07 luglio
Setting the .NET environment for a Powershell prompt
VS.NET installs a shortcut that, when invoked, sets the necessary environment variables you need to access the command line tools that comes with VS and the .NET and brings up a command prompt. The shortcut leads to a batch file located in the VS install directory, called vsvars32.bat.
A lot of developers want this environment set also when working in Powershell. Unfortunately, merely calling this batch file from inside Powershell won't work. The only way to run a batch file from Powershell is by invoking an instance of cmd.exe (or ${env:COMSPEC} and passing it the path of the batch file.

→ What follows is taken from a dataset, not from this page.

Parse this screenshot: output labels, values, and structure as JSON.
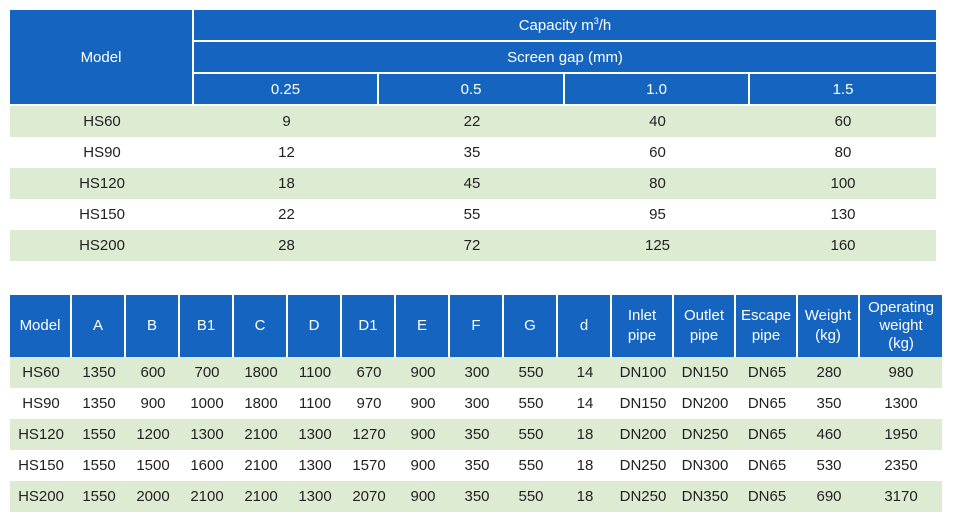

This obviously runs in its own process, and when this process exits, its environment will not be propagated to the process that called it (Powershell).

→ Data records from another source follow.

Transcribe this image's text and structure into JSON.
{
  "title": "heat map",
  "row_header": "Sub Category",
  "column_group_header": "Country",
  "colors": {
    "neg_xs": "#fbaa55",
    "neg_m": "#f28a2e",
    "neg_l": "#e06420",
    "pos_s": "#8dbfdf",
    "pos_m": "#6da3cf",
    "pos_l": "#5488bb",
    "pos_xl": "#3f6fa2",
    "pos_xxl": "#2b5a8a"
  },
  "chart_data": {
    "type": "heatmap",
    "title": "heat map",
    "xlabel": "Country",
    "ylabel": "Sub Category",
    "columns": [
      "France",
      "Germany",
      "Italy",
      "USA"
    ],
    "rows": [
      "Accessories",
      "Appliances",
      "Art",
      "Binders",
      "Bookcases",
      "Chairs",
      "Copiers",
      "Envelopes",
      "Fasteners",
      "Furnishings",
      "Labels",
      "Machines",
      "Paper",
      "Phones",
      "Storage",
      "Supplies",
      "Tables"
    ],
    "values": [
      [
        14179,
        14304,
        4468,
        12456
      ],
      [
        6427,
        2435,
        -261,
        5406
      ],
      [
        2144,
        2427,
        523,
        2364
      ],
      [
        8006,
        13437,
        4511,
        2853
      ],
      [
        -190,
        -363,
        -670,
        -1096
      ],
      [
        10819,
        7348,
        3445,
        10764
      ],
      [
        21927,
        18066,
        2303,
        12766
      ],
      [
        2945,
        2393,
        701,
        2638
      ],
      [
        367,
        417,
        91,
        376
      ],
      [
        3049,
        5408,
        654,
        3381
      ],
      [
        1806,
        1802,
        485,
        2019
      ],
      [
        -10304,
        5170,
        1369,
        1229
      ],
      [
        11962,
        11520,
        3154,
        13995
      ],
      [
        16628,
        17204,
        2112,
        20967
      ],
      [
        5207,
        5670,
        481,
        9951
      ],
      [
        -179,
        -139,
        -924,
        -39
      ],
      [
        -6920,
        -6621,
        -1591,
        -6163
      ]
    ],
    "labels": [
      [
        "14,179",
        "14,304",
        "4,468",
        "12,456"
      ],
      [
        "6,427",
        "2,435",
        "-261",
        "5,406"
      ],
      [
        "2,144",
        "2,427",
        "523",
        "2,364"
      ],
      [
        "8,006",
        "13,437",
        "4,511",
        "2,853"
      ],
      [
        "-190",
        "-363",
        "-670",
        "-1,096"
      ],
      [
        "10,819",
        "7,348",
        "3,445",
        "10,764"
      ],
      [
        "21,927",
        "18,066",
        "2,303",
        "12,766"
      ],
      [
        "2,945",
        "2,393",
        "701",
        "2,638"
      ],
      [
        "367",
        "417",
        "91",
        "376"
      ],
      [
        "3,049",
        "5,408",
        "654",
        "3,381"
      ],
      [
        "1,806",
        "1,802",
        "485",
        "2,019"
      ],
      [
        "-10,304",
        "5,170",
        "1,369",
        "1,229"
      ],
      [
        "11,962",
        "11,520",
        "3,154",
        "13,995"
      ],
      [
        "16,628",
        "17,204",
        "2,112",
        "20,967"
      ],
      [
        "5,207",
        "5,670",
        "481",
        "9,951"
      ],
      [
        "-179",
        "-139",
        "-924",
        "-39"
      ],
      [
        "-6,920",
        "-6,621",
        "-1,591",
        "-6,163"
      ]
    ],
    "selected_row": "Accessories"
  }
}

There are several ways to get around this. You can, if you're not as lazy as I am, rewrite the vsvars32.bat file to a Powershell script and dotsource it on startup. Another way would be to first start up the VS command prompt by clicking on the shortcut, and then invoking Powershell manually from the prompt. I suspect a lot of people do the latter.
Personally, I've created my own shortcut that targets the following command line:
cmd.exe /k "D:\Program Files\Microsoft Visual Studio 8\Common7\Tools\vsvars32.bat" && powershell.exe
The /k argument to cmd.exe tells it to leave the command prompt open after executing the command that follows. && is used to provide more than one command for cmd.exe to run.
When clicked, this shortcut leaves me with a Powershell prompt that has all the necessary command line utilities in my ${env:PATH}.